Diageo Plc (DGE), the world’s largest distiller, surged in London trading after reporting improved full-year profit and targeting accelerated sales growth.
The stock gained as much as 6 percent, the biggest intraday advance since October of last year. Full-year operating profit rose 5 percent on a so-called organic basis as higher sales of whisky, including the Johnnie Walker brand, in emerging markets offset a slide in Europe. That matched analysts’ estimates.
Diageo set a “medium-term” goal to improve sales on a so- called organic basis by an average 6 percent, stronger than last year’s 5 percent growth. The distiller said business in July and August held at the levels of the previous six months, providing some relief for investors after brewer Heineken NV (HEIA) yesterday reported a weakening in sales during those months.
“The clarity on the medium-term outlook is welcome,” said Martin Deboo, an analyst at Investec Securities in London. Diageo’s commitment to “decent margin improvement” is also positive, said Deboo, who has a “hold” rating on the stock.
The maker of Smirnoff vodka and Captain Morgan rum said today that it’s seeking to improve operating margin, a measure of profitability, by 200 basis points in the next three years, and to grow earnings per share at a “double-digit” rate.
“Medium-term guidance looks to be setting targets that are tough but achievable and also make Diageo look attractive as an investment proposition if achieved,” Phil Carroll, an analyst at Shore Capital in London, wrote today in a note.
Diageo’s shares traded at 1,171 pence as of 9:30 a.m. in London, up 4.7 percent, or 53 pence. The stock is down 1.2 percent this year, compared with an 11 percent drop in the U.K. benchmark FTSE 100 index.
“The news from Heineken yesterday was discouraging for people,” Deirdre Mahlan, Diageo’s chief financial officer, said today in a telephone interview. “We just wanted to make sure our good news was heard by the market.”
Heineken, the world’s third-biggest brewer by volume, yesterday fell by a record in intraday trading after saying it anticipates annual profit that was little changed.
Mahlan said business at Diageo in July and August had “continued along the trajectory we saw” in the second half.

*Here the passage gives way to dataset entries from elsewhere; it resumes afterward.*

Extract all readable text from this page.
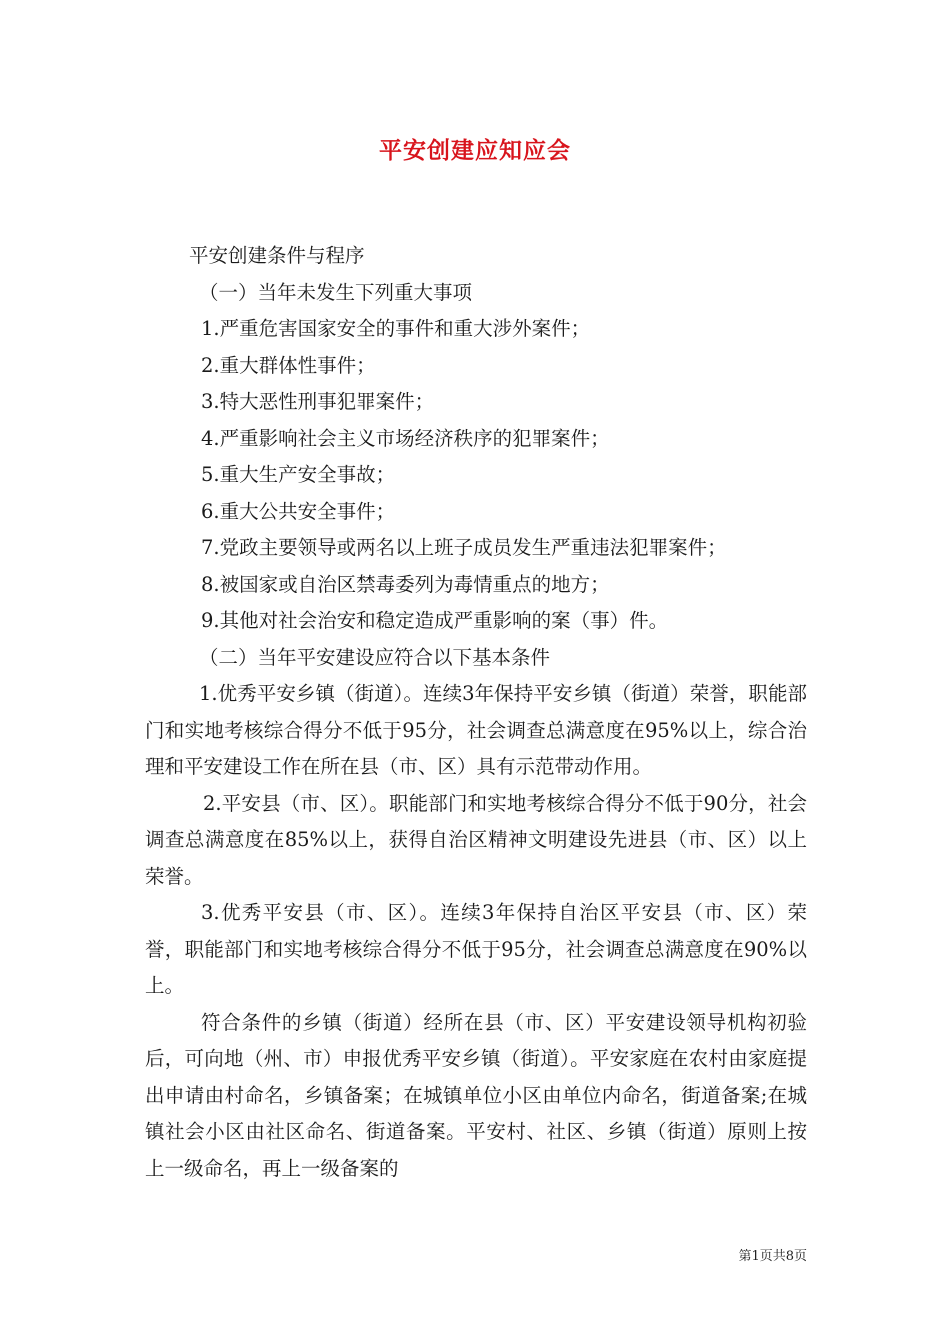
平安创建应知应会

平安创建条件与程序

（一）当年未发生下列重大事项

1.严重危害国家安全的事件和重大涉外案件；

2.重大群体性事件；

3.特大恶性刑事犯罪案件；

4.严重影响社会主义市场经济秩序的犯罪案件；

5.重大生产安全事故；

6.重大公共安全事件；

7.党政主要领导或两名以上班子成员发生严重违法犯罪案件；

8.被国家或自治区禁毒委列为毒情重点的地方；

9.其他对社会治安和稳定造成严重影响的案（事）件。

（二）当年平安建设应符合以下基本条件

1.优秀平安乡镇（街道）。连续3年保持平安乡镇（街道）荣誉，职能部门和实地考核综合得分不低于95分，社会调查总满意度在95%以上，综合治理和平安建设工作在所在县（市、区）具有示范带动作用。

2.平安县（市、区）。职能部门和实地考核综合得分不低于90分，社会调查总满意度在85%以上，获得自治区精神文明建设先进县（市、区）以上荣誉。

3.优秀平安县（市、区）。连续3年保持自治区平安县（市、区）荣誉，职能部门和实地考核综合得分不低于95分，社会调查总满意度在90%以上。

符合条件的乡镇（街道）经所在县（市、区）平安建设领导机构初验后，可向地（州、市）申报优秀平安乡镇（街道）。平安家庭在农村由家庭提出申请由村命名，乡镇备案；在城镇单位小区由单位内命名，街道备案;在城镇社会小区由社区命名、街道备案。平安村、社区、乡镇（街道）原则上按上一级命名，再上一级备案的

第1页共8页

Diageo, which spent 1.6 billion pounds last year expanding into emerging markets, said sales of Scotch whisky and its more expensive “reserve brands,” including Tanqueray Ten gin and Ron Zacapa rum, helped offset tough conditions in Europe.
Chief Executive Officer Paul Walsh said in a Bloomberg Television interview today that growth is “polarized” in Europe, held back by Greece and Spain. Sales slid 3 percent in the region. Diageo expects the volume of drinks sold in Europe this year to show “flattish to low growth,” Mahlan said.
Full-year net profit rose to 1.9 billion pounds from 1.6 billion pounds a year earlier, compared with an average analyst estimate of 1.93 billion pounds. Net sales rose to 9.9 billion pounds, Diageo said.
The company increased its marketing spending by 8 percent to 15.5 percent of sales. Diageo took a “conscious decision to be investing significantly behind our brands,” Mahlan said, particularly behind emerging markets.
Sales and operating profit rose in all regions apart from Europe, the distiller said. Sales in North America rose 3 percent as consumers bought more spirits in the U.S., the world’s biggest market, including Ciroc vodka.
Diageo has a “strong balance sheet,” Mahlan said, enabling it to look for acquisition opportunities in emerging markets. It completed the $2.1 billion acquisition of Turkey’s Mey Alkollu Ickiler Sanayi & Ticaret AS yesterday, adding spirits including Yeni Raki. The company was in talks to buy Jose Cuervo, the world’s biggest tequila brand, from its family owners, three people with knowledge of the matter said in May.
“We’ve said before that Jose Cuervo is a great brand,” Mahlan said. “Should the owners choose to sell it, we’d certainly be interested in it.”